# If you can't stand the heat get out of TEXAS



## cda (Nov 15, 2009)

A tale of a faulty inspection and missing records

http://www.star-telegram.com/804/story/1762790.html


----------



##  (Nov 15, 2009)

Re: If you can't stand the heat get out of TEXAS

A lot of sizzle and no steak.  Poindexter has an axe to grind.  Homeowners are not to be automatically trusted.  Two city inspectors revoked the approval and some unknown correction was made.  The article states that the FAU and coil had to be "reinstalled".  Come on now, how often have any of you made a contractor remove and reinstall?   The only time that has happened with me was when the firebox side was not accessible and there was no way to make it so, short of a scuttle in the living-room.

Any guy named Poindexter has been picked on his entire life.  It could be he is just getting in his shot.  And as to the lost records LOL.  I've worked in offices where they lose permits, inspection requests and anything else that's not nailed down including my coffee cup and many of you have too.  The first rule is never assume.  I also have little trust of reporters.

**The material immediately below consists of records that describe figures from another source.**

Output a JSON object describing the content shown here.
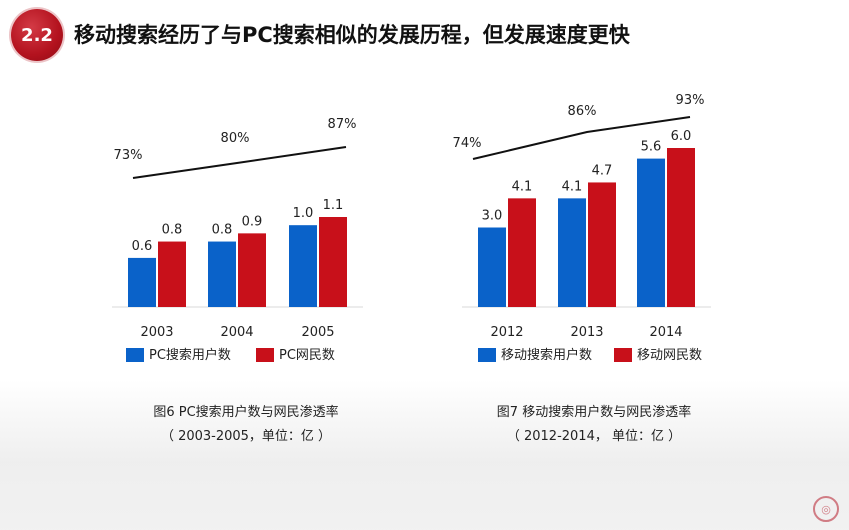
{
  "header": {
    "badge": "2.2",
    "title": "移动搜索经历了与PC搜索相似的发展历程，但发展速度更快"
  },
  "colors": {
    "blue": "#0a62c9",
    "red": "#c8101a",
    "line": "#111111",
    "accent": "#b3121e"
  },
  "chart_data": [
    {
      "type": "bar",
      "categories": [
        "2003",
        "2004",
        "2005"
      ],
      "series": [
        {
          "name": "PC搜索用户数",
          "values": [
            0.6,
            0.8,
            1.0
          ],
          "labels": [
            "0.6",
            "0.8",
            "1.0"
          ],
          "color": "#0a62c9"
        },
        {
          "name": "PC网民数",
          "values": [
            0.8,
            0.9,
            1.1
          ],
          "labels": [
            "0.8",
            "0.9",
            "1.1"
          ],
          "color": "#c8101a"
        }
      ],
      "line": {
        "name": "渗透率",
        "values": [
          73,
          80,
          87
        ],
        "labels": [
          "73%",
          "80%",
          "87%"
        ]
      },
      "ylim": [
        0,
        1.1
      ],
      "caption": "图6 PC搜索用户数与网民渗透率",
      "subcaption": "（ 2003-2005，单位：亿 ）"
    },
    {
      "type": "bar",
      "categories": [
        "2012",
        "2013",
        "2014"
      ],
      "series": [
        {
          "name": "移动搜索用户数",
          "values": [
            3.0,
            4.1,
            5.6
          ],
          "labels": [
            "3.0",
            "4.1",
            "5.6"
          ],
          "color": "#0a62c9"
        },
        {
          "name": "移动网民数",
          "values": [
            4.1,
            4.7,
            6.0
          ],
          "labels": [
            "4.1",
            "4.7",
            "6.0"
          ],
          "color": "#c8101a"
        }
      ],
      "line": {
        "name": "渗透率",
        "values": [
          74,
          86,
          93
        ],
        "labels": [
          "74%",
          "86%",
          "93%"
        ]
      },
      "ylim": [
        0,
        6.0
      ],
      "caption": "图7 移动搜索用户数与网民渗透率",
      "subcaption": "（ 2012-2014， 单位：亿 ）"
    }
  ],
  "footer": {
    "seal_glyph": "◎"
  }
}
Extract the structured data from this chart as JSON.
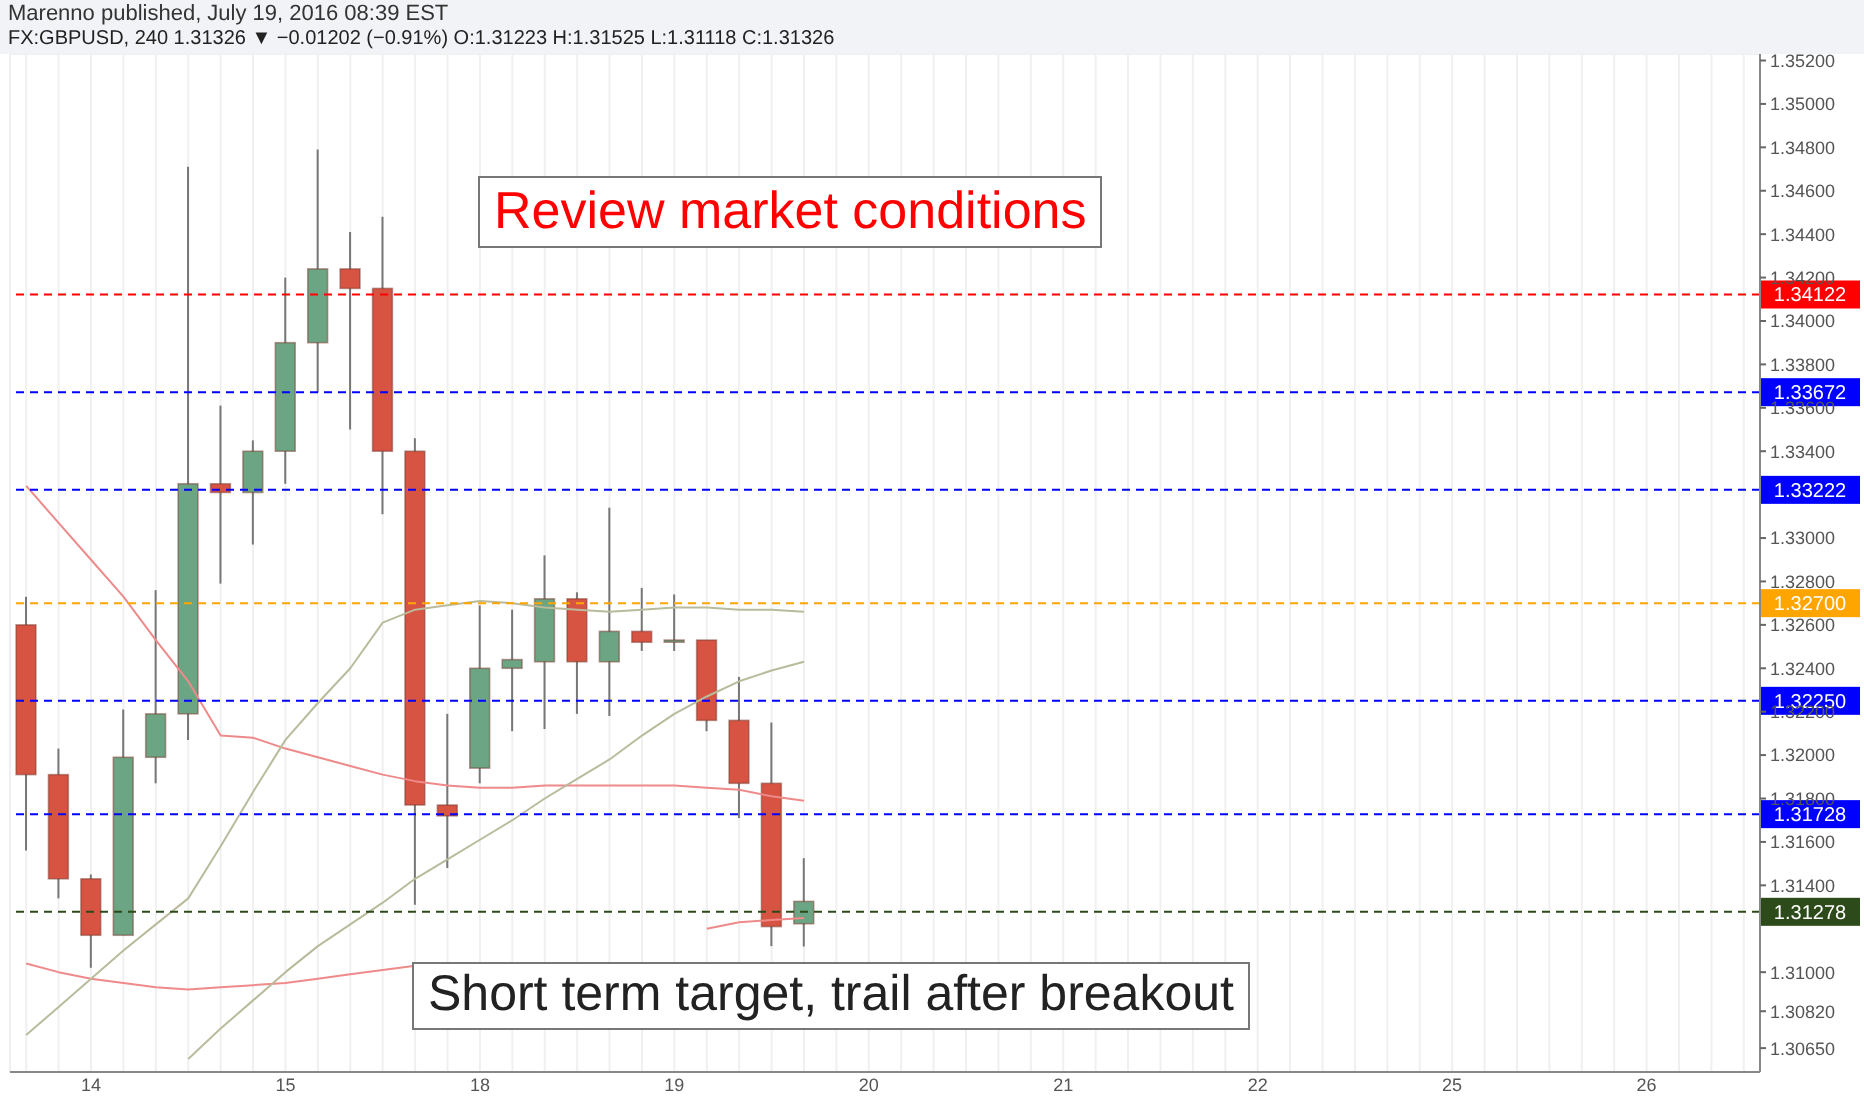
{
  "chart_data": {
    "type": "candlestick",
    "title": "FX:GBPUSD, 240 1.31326 ▼ −0.01202 (−0.91%) O:1.31223 H:1.31525 L:1.31118 C:1.31326",
    "categories": [
      null,
      null,
      "14",
      null,
      null,
      null,
      null,
      null,
      "15",
      null,
      null,
      null,
      null,
      null,
      "18",
      null,
      null,
      null,
      null,
      null,
      "19",
      null,
      null,
      null,
      null,
      null,
      "20",
      null,
      null,
      null,
      null,
      null,
      "21",
      null,
      null,
      null,
      null,
      null,
      "22",
      null,
      null,
      null,
      null,
      null,
      "25",
      null,
      null,
      null,
      null,
      null,
      "26",
      null,
      null,
      null
    ],
    "ohlc": [
      [
        1.326,
        1.3273,
        1.3156,
        1.3191
      ],
      [
        1.3191,
        1.3203,
        1.3134,
        1.3143
      ],
      [
        1.3143,
        1.3145,
        1.3102,
        1.3117
      ],
      [
        1.3117,
        1.3221,
        1.3117,
        1.3199
      ],
      [
        1.3199,
        1.3276,
        1.3187,
        1.3219
      ],
      [
        1.3219,
        1.3471,
        1.3207,
        1.3325
      ],
      [
        1.3325,
        1.3361,
        1.3279,
        1.3321
      ],
      [
        1.3321,
        1.3345,
        1.3297,
        1.334
      ],
      [
        1.334,
        1.342,
        1.3325,
        1.339
      ],
      [
        1.339,
        1.3479,
        1.3367,
        1.3424
      ],
      [
        1.3424,
        1.3441,
        1.335,
        1.3415
      ],
      [
        1.3415,
        1.3448,
        1.3311,
        1.334
      ],
      [
        1.334,
        1.3346,
        1.3131,
        1.3177
      ],
      [
        1.3177,
        1.3219,
        1.3148,
        1.3172
      ],
      [
        1.3194,
        1.3269,
        1.3187,
        1.324
      ],
      [
        1.324,
        1.3267,
        1.3211,
        1.3244
      ],
      [
        1.3243,
        1.3292,
        1.3212,
        1.3272
      ],
      [
        1.3272,
        1.3275,
        1.3219,
        1.3243
      ],
      [
        1.3243,
        1.3314,
        1.3218,
        1.3257
      ],
      [
        1.3257,
        1.3277,
        1.3248,
        1.3252
      ],
      [
        1.3252,
        1.3274,
        1.3248,
        1.3253
      ],
      [
        1.3253,
        1.3253,
        1.3211,
        1.3216
      ],
      [
        1.3216,
        1.3236,
        1.3171,
        1.3187
      ],
      [
        1.3187,
        1.3215,
        1.3112,
        1.3121
      ],
      [
        1.31223,
        1.31525,
        1.31118,
        1.31326
      ],
      null,
      null,
      null,
      null,
      null,
      null,
      null,
      null,
      null,
      null,
      null,
      null,
      null,
      null,
      null,
      null,
      null,
      null,
      null,
      null,
      null,
      null,
      null,
      null,
      null,
      null,
      null,
      null,
      null
    ],
    "colors": [
      "#d75442",
      "#d75442",
      "#d75442",
      "#6ba583",
      "#6ba583",
      "#6ba583",
      "#d75442",
      "#6ba583",
      "#6ba583",
      "#6ba583",
      "#d75442",
      "#d75442",
      "#d75442",
      "#d75442",
      "#6ba583",
      "#6ba583",
      "#6ba583",
      "#d75442",
      "#6ba583",
      "#d75442",
      "#6ba583",
      "#d75442",
      "#d75442",
      "#d75442",
      "#6ba583",
      null,
      null,
      null,
      null,
      null,
      null,
      null,
      null,
      null,
      null,
      null,
      null,
      null,
      null,
      null,
      null,
      null,
      null,
      null,
      null,
      null,
      null,
      null,
      null,
      null,
      null,
      null,
      null,
      null
    ],
    "series": [
      {
        "type": "line",
        "color": "#ee8a8a",
        "values": [
          1.3324,
          1.3307,
          1.329,
          1.3273,
          1.3253,
          1.3234,
          1.3209,
          1.3208,
          1.3203,
          1.3199,
          1.3195,
          1.3191,
          1.3188,
          1.3186,
          1.3185,
          1.3185,
          1.3186,
          1.3186,
          1.3186,
          1.3186,
          1.3186,
          1.3185,
          1.3184,
          1.3181,
          1.3179,
          null,
          null,
          null,
          null,
          null,
          null,
          null,
          null,
          null,
          null,
          null,
          null,
          null,
          null,
          null,
          null,
          null,
          null,
          null,
          null,
          null,
          null,
          null,
          null,
          null,
          null,
          null,
          null,
          null
        ]
      },
      {
        "type": "line",
        "color": "#ee8a8a",
        "values": [
          1.3104,
          1.31,
          1.3097,
          1.3095,
          1.3093,
          1.3092,
          1.3093,
          1.3094,
          1.3095,
          1.3097,
          1.3099,
          1.3101,
          1.3103,
          null,
          null,
          null,
          null,
          null,
          null,
          null,
          null,
          1.312,
          1.3123,
          1.3124,
          1.3125,
          null,
          null,
          null,
          null,
          null,
          null,
          null,
          null,
          null,
          null,
          null,
          null,
          null,
          null,
          null,
          null,
          null,
          null,
          null,
          null,
          null,
          null,
          null,
          null,
          null,
          null,
          null,
          null,
          null
        ]
      },
      {
        "type": "line",
        "color": "#b9bb9c",
        "values": [
          1.3071,
          1.3084,
          1.3097,
          1.311,
          1.3122,
          1.3134,
          1.3158,
          1.3183,
          1.3207,
          1.3224,
          1.324,
          1.3261,
          1.3267,
          1.3269,
          1.3271,
          1.327,
          1.3268,
          1.3267,
          1.3266,
          1.3267,
          1.3268,
          1.3268,
          1.3267,
          1.3267,
          1.3266,
          null,
          null,
          null,
          null,
          null,
          null,
          null,
          null,
          null,
          null,
          null,
          null,
          null,
          null,
          null,
          null,
          null,
          null,
          null,
          null,
          null,
          null,
          null,
          null,
          null,
          null,
          null,
          null,
          null
        ]
      },
      {
        "type": "line",
        "color": "#b9bb9c",
        "values": [
          null,
          null,
          null,
          null,
          null,
          1.306,
          1.3074,
          1.3087,
          1.31,
          1.3112,
          1.3122,
          1.3132,
          1.3143,
          1.3152,
          1.3161,
          1.317,
          1.318,
          1.3189,
          1.3198,
          1.3209,
          1.3219,
          1.3227,
          1.3234,
          1.3239,
          1.3243,
          null,
          null,
          null,
          null,
          null,
          null,
          null,
          null,
          null,
          null,
          null,
          null,
          null,
          null,
          null,
          null,
          null,
          null,
          null,
          null,
          null,
          null,
          null,
          null,
          null,
          null,
          null,
          null,
          null
        ]
      }
    ],
    "ylim": [
      1.3054,
      1.3523
    ],
    "yticks": [
      {
        "value": 1.3065,
        "label": "1.30650"
      },
      {
        "value": 1.3082,
        "label": "1.30820"
      },
      {
        "value": 1.31,
        "label": "1.31000"
      },
      {
        "value": 1.314,
        "label": "1.31400"
      },
      {
        "value": 1.316,
        "label": "1.31600"
      },
      {
        "value": 1.318,
        "label": "1.31800"
      },
      {
        "value": 1.32,
        "label": "1.32000"
      },
      {
        "value": 1.322,
        "label": "1.32200"
      },
      {
        "value": 1.324,
        "label": "1.32400"
      },
      {
        "value": 1.326,
        "label": "1.32600"
      },
      {
        "value": 1.328,
        "label": "1.32800"
      },
      {
        "value": 1.33,
        "label": "1.33000"
      },
      {
        "value": 1.334,
        "label": "1.33400"
      },
      {
        "value": 1.336,
        "label": "1.33600"
      },
      {
        "value": 1.338,
        "label": "1.33800"
      },
      {
        "value": 1.34,
        "label": "1.34000"
      },
      {
        "value": 1.342,
        "label": "1.34200"
      },
      {
        "value": 1.344,
        "label": "1.34400"
      },
      {
        "value": 1.346,
        "label": "1.34600"
      },
      {
        "value": 1.348,
        "label": "1.34800"
      },
      {
        "value": 1.35,
        "label": "1.35000"
      },
      {
        "value": 1.352,
        "label": "1.35200"
      }
    ],
    "ref_lines": [
      {
        "axis": "y",
        "value": 1.34122,
        "label": "1.34122",
        "color": "#ff0000",
        "line_style": "dashed"
      },
      {
        "axis": "y",
        "value": 1.33672,
        "label": "1.33672",
        "color": "#0000ff",
        "line_style": "dashed"
      },
      {
        "axis": "y",
        "value": 1.33222,
        "label": "1.33222",
        "color": "#0000ff",
        "line_style": "dashed"
      },
      {
        "axis": "y",
        "value": 1.327,
        "label": "1.32700",
        "color": "#ffa500",
        "line_style": "dashed"
      },
      {
        "axis": "y",
        "value": 1.3225,
        "label": "1.32250",
        "color": "#0000ff",
        "line_style": "dashed"
      },
      {
        "axis": "y",
        "value": 1.31728,
        "label": "1.31728",
        "color": "#0000ff",
        "line_style": "dashed"
      },
      {
        "axis": "y",
        "value": 1.31278,
        "label": "1.31278",
        "color": "#2d4a1a",
        "line_style": "dashed"
      }
    ],
    "annotations": [
      "Marenno published, July 19, 2016 08:39 EST",
      "Review market conditions",
      "Short term target, trail after breakout"
    ],
    "grid": true,
    "legend": false
  }
}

Where was Poindexter when the homeowner lost her lawsuit against the contractor.  Evidently a judge or jury didn't believe him when it came to the deadly life/safety violations.


----------



## RJJ (Nov 16, 2009)

Re: If you can't stand the heat get out of TEXAS

Tiger: Interesting response! I don't like reporters either. Things seem to get twisted. I agree some how things can get lost. I have been looking for a small porch plan for hours. I approved it, inspected it, just had my electrical inspecter out there for some additional electrical inspections and had the plan in a pile for CO. For the life of me it has vanished!


----------